El conflicto en la empresa de neumáticos Fate volvió a escalar tras la decisión del Gobierno de multar a la compañía por no pagar los salarios durante la conciliación obligatoria. En este contexto, este medio se comunicó con el economista, Federico Glustein, quien analizó la situación de la empresa, el rol del Gobierno y la creciente tensión con el sector empresario.
Según explicó Federico Glustein, el origen inmediato del conflicto está en el incumplimiento de las condiciones establecidas durante la conciliación obligatoria dictada para frenar los despidos. “Inicialmente el Gobierno había aplicado la conciliación obligatoria, por lo cual, se paraba por un tiempo lo que tiene que ver con el despido de estas más de 900 personas”, señaló.
Cómo interfirió la Justicia en el cierre de Fate
Sin embargo, la situación se agravó cuando la Justicia determinó que la empresa debía cumplir con sus obligaciones salariales mientras durara la medida: “El juzgado determinó que no era válido no pagar los salarios y ordenó a la empresa el cese de todo el tipo de hostilidades mientras continúe la conciliación”.

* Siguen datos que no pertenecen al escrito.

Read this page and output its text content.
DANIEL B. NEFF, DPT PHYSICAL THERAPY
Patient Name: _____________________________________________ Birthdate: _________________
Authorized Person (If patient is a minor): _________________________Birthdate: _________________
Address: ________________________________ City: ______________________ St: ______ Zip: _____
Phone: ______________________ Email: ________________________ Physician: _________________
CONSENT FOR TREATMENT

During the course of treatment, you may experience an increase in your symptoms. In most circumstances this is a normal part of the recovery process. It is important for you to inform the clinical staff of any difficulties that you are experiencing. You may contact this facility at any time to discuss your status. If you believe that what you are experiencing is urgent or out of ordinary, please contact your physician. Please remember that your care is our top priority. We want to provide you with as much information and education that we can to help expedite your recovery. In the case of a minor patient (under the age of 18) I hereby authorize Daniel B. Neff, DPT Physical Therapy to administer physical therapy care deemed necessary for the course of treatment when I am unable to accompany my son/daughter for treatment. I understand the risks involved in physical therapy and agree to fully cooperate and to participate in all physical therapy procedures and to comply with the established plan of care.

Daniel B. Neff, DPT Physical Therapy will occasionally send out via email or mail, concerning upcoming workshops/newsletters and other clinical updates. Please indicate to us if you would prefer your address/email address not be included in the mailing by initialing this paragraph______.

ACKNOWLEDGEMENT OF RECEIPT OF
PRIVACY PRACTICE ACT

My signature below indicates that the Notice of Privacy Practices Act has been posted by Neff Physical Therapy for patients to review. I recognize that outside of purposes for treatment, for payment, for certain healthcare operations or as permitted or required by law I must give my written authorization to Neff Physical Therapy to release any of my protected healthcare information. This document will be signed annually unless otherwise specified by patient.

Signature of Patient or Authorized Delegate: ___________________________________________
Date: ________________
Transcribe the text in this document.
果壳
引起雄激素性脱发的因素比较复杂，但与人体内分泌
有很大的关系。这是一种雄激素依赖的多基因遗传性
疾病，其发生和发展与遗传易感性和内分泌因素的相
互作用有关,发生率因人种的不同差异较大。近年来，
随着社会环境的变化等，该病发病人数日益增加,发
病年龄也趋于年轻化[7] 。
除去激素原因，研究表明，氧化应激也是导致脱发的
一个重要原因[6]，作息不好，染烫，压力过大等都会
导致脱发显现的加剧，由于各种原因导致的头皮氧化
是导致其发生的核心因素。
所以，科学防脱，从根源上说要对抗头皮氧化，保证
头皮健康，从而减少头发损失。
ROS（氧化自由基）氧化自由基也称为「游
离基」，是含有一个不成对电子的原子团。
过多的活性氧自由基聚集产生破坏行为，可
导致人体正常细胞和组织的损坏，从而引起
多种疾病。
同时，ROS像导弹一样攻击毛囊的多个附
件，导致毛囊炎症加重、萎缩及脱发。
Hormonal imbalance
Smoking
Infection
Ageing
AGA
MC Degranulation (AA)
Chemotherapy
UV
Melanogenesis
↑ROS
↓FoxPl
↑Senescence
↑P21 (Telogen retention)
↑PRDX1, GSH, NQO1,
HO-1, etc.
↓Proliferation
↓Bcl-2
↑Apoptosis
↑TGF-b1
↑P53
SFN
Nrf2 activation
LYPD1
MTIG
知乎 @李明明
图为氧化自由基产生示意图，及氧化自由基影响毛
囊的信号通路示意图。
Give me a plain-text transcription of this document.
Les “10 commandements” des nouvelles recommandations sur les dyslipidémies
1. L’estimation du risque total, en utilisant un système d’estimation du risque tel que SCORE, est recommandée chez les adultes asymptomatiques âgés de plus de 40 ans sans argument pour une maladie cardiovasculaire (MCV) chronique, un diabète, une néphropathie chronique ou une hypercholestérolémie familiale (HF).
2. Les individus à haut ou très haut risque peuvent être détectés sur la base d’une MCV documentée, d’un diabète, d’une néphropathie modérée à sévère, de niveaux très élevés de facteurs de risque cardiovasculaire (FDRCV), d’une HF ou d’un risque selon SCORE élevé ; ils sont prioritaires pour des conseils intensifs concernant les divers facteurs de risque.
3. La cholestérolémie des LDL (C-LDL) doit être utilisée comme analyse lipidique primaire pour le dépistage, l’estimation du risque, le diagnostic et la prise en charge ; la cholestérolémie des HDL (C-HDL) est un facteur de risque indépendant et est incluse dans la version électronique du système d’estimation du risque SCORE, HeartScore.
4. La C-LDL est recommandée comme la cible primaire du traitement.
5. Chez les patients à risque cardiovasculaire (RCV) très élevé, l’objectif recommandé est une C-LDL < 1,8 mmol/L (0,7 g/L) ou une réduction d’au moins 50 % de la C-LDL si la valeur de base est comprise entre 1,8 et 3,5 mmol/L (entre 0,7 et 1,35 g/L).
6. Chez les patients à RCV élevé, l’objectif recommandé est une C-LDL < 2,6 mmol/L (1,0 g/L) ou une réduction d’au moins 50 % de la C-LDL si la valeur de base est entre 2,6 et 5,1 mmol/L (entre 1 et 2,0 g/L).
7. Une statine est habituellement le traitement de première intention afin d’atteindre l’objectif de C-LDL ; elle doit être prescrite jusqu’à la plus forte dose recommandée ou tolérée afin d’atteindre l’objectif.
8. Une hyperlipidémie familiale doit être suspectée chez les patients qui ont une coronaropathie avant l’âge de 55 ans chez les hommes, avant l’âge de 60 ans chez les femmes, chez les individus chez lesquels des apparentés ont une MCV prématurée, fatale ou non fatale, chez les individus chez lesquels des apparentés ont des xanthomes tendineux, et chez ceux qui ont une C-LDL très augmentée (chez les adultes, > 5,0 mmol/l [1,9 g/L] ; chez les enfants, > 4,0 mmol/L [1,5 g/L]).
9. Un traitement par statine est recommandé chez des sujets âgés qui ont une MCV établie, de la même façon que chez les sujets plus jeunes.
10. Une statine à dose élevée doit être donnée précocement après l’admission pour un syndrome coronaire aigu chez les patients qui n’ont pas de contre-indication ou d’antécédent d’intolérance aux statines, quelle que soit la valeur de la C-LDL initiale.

En ese sentido, Glustein explicó que la resolución judicial implicaba obligaciones concretas para la compañía. “Básicamente la empresa tenía que pagar los salarios, no tenía que desalojar la fábrica y tenía que incorporar trabajadores”, planteó.
Crece la tensión entre el sector empresarial y el Gobierno
Luego, manifestó que el conflicto laboral también está atravesado por una disputa directa entre el Gobierno y el empresario propietario de la compañía: “La pelea de Milei con los empresarios, principalmente el dueño de Fate, quien también es dueño de Aluar, que es Javier Madanes, tiene como personal el emprendimiento y obviamente el Gobierno está actuando con todas las medidas posibles que tiene para afectar a esta empresa”.
En ese marco, el anuncio de sanciones económicas se suma a la presión institucional sobre la empresa. “En este caso, multar, no sabemos de cuánto es el monto, pero sí multar a la empresa Fate por no pagar salarios y además por obviamente no cumplir con lo que dice el fallo del juzgado”, sostuvo el entrevistado.
Desde la perspectiva del empresario, explicó, la decisión de cerrar la planta responde a un problema de rentabilidad: “El empresario desde su lado dice, no, yo cerré la fábrica porque no me estaba rindiendo, no quiero pagar más salarios”. Esto genera un choque directo entre las posiciones del sector privado y el Gobierno: “Ahí hay un contrapunto entre el sector empresarial y el Gobierno que es cada vez más notorio”.